Here are 5 signs your purchasing process is problematic:
- Lack of understanding of inventory level requirements. The team running your purchasing department is responsible for ensuring that merchandise, whether they are finish goods or raw materials, are always available when a customer places an order. In ecommerce, the purchasing department makes sure that your warehouse or your storefront is always well-stocked. Having too little merchandise leads to loss in revenue and having too much leads to cash flow crunch and stale inventory.
- Unrealistic timeframe for purchase deliveries. When your procurement manager is unable to determine the exact dates when the supplies/merchandise must be delivered, day-to-day operations are affected. Late deliveries will result to insufficient merchandise on the shelves and lost revenue. On the other hand, super early deliveries will result to storage issues, cash flow issues, and higher cost of goods. This is especially true if the inventory was purchased from a line of credit or in other words, the purchase was financed which is basically poor handling of capital.
- Failure to select the best suppliers. In selling products, it always comes down to product margins. What does it cost you and how much you can sell it for. Being competitively priced to sell it to your customer means that you have to also buy it competitively. Not seeking the best suppliers/vendors is going to cause your company not only top line sales but also bottom line profitability. Your purchasing department must evaluate all pricing options, look for alternate vendors, and investigate the possibility of finding more competitively priced goods along quality standards that your customers demand and expect.
- Lack of documented paperwork and accounting. Your purchasing department is working closely with other departments namely accounting and marketing/sales. Receipts and all amounts of purchases must be recorded and verified to ensure that everything is in accordance with the approved budget and overall purchasing guidelines of the company.
- Failure to have the right assortment. Failure of the merchandiser/purchaser to pick the right assortment of goods will cause confusion to your customers.
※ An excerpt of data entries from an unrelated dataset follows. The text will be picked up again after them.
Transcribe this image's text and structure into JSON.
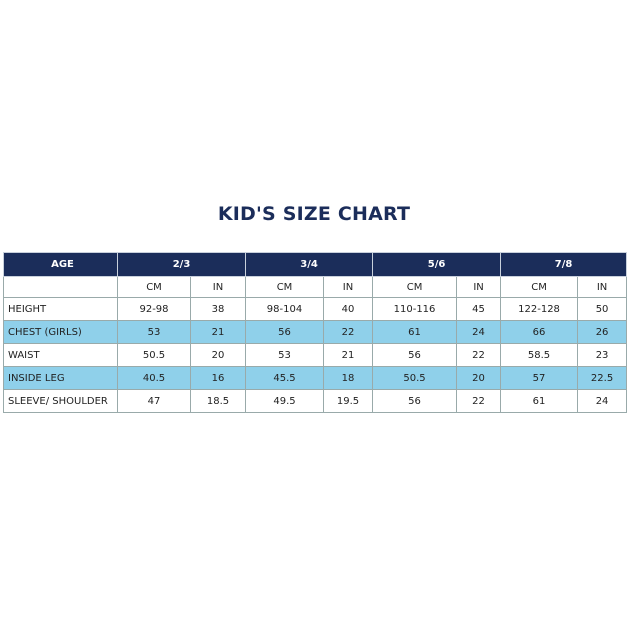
{
  "title": "KID'S SIZE CHART",
  "table": {
    "header": {
      "label": "AGE",
      "groups": [
        "2/3",
        "3/4",
        "5/6",
        "7/8"
      ]
    },
    "units": [
      "CM",
      "IN",
      "CM",
      "IN",
      "CM",
      "IN",
      "CM",
      "IN"
    ],
    "rows": [
      {
        "label": "HEIGHT",
        "cells": [
          "92-98",
          "38",
          "98-104",
          "40",
          "110-116",
          "45",
          "122-128",
          "50"
        ]
      },
      {
        "label": "CHEST (GIRLS)",
        "cells": [
          "53",
          "21",
          "56",
          "22",
          "61",
          "24",
          "66",
          "26"
        ]
      },
      {
        "label": "WAIST",
        "cells": [
          "50.5",
          "20",
          "53",
          "21",
          "56",
          "22",
          "58.5",
          "23"
        ]
      },
      {
        "label": "INSIDE LEG",
        "cells": [
          "40.5",
          "16",
          "45.5",
          "18",
          "50.5",
          "20",
          "57",
          "22.5"
        ]
      },
      {
        "label": "SLEEVE/ SHOULDER",
        "cells": [
          "47",
          "18.5",
          "49.5",
          "19.5",
          "56",
          "22",
          "61",
          "24"
        ]
      }
    ]
  }
}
When merchandising online, it’s important that the right amount of selection is available as well as the range of pricing that allows the customers to decide how much they would like to spend. Too many products in the same price range limit the company in selling higher margin items. For example, if you sell clothing and most of your pricings are at $24.95, then you might have missed shoppers that are looking to spend only $19.95, while shoppers that can afford/willing to pay $29.95 are not optimized.
This failure is not isolated to just pricing alone. It can also apply to having too much of one type of merchandise. An example of this is when my company was overloaded with money clips. The money clip category sales were growing, so we kept adding more and more selection. But while we kept adding, we failed to discontinue any of the old ones or the poor sellers. I recall we ended up with over 60+ money clip designs while the guideline called for us to only have 24 designs at a given time for each category. At some point, the sales did plateau and even slowed down. We were forced to discontinue them and lost money on those sales just to recapture our investment and turn our inventory.
Adding too many products can cannibalize the sales of your proven products. So I’m sure you heard the Paretto law of 80/20, the key is to know what 20% of your inventory sells 80% and ensure that you don’t do anything that will jeopardize that formula.
Questions to ask:
- What are the specific employee touch points before purchase orders are approved?
- What are the mandatory procedures to place orders with suppliers?
- What are the required documents to approve the budget for purchases?
- What are the required reports that must be submitted by your procurement team?
- What can you do to increase the savings of your company in costs per order?
- What are your company’s criteria in choosing vendors and suppliers?
Truth be told, there is no universal purchasing process for ecommerce businesses. Each business is unique, so my advice is to create purchasing steps that are simple and transparent. Since the people behind your purchasing department are directly involved in the financial transactions of your company, yearly audit is necessary to maintain integrity and accountability.